Publication year - 2021
Publication title -
american journal of transplantation
Language(s) - English
Resource type - Journals
SCImago Journal Rank - 2.89
H-Index - 188
eISSN - 1600-6143
pISSN - 1600-6135
DOI - 10.1111/ajt.16523
Subject(s) - medicine , immunosuppression , dialysis , intensive care medicine , kidney transplantation , thymoglobulin , calcineurin , kidney transplant , kidney , transplantation
Kidney allograft failure and return to dialysis carry a high risk of morbidity. A practice survey was developed by the AST Kidney Pancreas Community of Practice workgroup and distributed electronically to the AST members. There were 104 respondents who represented 92 kidney transplant centers. Most survey respondents were transplant nephrologists at academic centers. The most common approach to immunosuppression management was to withdraw the antimetabolite first (73%), while only 12% responded they would withdraw calcineurin inhibitor (CNI) first.
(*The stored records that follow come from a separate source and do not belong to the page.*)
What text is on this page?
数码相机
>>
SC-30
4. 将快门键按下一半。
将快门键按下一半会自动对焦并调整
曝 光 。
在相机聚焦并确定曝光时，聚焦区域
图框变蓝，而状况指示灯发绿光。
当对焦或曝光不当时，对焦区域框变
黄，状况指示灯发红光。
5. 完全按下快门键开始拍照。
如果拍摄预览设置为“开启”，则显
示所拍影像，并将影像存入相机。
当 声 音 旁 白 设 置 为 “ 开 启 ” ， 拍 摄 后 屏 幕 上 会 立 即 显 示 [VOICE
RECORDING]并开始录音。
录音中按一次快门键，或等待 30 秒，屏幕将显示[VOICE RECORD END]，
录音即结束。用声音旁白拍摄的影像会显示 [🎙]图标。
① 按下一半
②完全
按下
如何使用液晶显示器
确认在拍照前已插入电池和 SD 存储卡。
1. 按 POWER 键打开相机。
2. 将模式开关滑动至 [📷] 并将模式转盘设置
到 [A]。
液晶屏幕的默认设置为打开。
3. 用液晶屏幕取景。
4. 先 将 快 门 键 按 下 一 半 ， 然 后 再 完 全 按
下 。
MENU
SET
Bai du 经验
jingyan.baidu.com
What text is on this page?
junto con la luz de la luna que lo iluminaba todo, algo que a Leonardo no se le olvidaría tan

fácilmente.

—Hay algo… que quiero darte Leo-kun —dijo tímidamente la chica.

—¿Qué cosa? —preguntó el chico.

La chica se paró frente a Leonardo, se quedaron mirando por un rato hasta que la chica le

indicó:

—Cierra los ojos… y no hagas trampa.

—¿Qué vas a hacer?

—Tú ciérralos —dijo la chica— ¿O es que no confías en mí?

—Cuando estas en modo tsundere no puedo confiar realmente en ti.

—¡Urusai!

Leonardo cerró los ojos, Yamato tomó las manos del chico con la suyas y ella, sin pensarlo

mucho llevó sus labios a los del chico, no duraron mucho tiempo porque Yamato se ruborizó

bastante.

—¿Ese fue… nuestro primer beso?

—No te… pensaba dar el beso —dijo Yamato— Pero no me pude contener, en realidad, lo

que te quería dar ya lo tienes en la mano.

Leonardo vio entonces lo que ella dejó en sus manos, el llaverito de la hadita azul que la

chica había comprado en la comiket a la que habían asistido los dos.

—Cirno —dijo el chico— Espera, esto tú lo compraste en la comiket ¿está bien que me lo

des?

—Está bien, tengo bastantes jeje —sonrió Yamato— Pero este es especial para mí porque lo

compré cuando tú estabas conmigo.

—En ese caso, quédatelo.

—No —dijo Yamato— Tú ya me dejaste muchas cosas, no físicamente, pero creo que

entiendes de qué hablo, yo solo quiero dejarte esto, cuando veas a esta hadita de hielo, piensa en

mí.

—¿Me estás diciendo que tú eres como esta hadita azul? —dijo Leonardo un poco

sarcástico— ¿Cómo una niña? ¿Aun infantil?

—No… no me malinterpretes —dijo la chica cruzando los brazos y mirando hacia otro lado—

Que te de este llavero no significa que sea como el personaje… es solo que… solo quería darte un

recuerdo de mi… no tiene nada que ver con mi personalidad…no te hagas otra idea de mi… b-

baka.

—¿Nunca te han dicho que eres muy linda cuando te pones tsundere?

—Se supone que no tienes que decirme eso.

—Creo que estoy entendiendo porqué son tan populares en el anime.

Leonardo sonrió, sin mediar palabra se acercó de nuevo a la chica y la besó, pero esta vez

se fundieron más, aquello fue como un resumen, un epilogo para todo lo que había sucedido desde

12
More than 60% reported that the availability of a living donor is the most important factor in their decision to taper immunosuppression, followed by risk of infection, risk of sensitization, frailty, and side effects of medications. More than half of respondents reported that embolization was either not available or offered to less than 10% as an option for surgical intervention. Majority reported that ≤50% of failed allograft patients were re‐listed before dialysis, and less than a quarter of transplant nephrologists performed frequent visits with their patients with failed kidney allograft after they return to dialysis. This survey demonstrates heterogeneity in the care of patients with a failing allograft and the need for more evidence to guide improvements in clinical practice related to transition of care.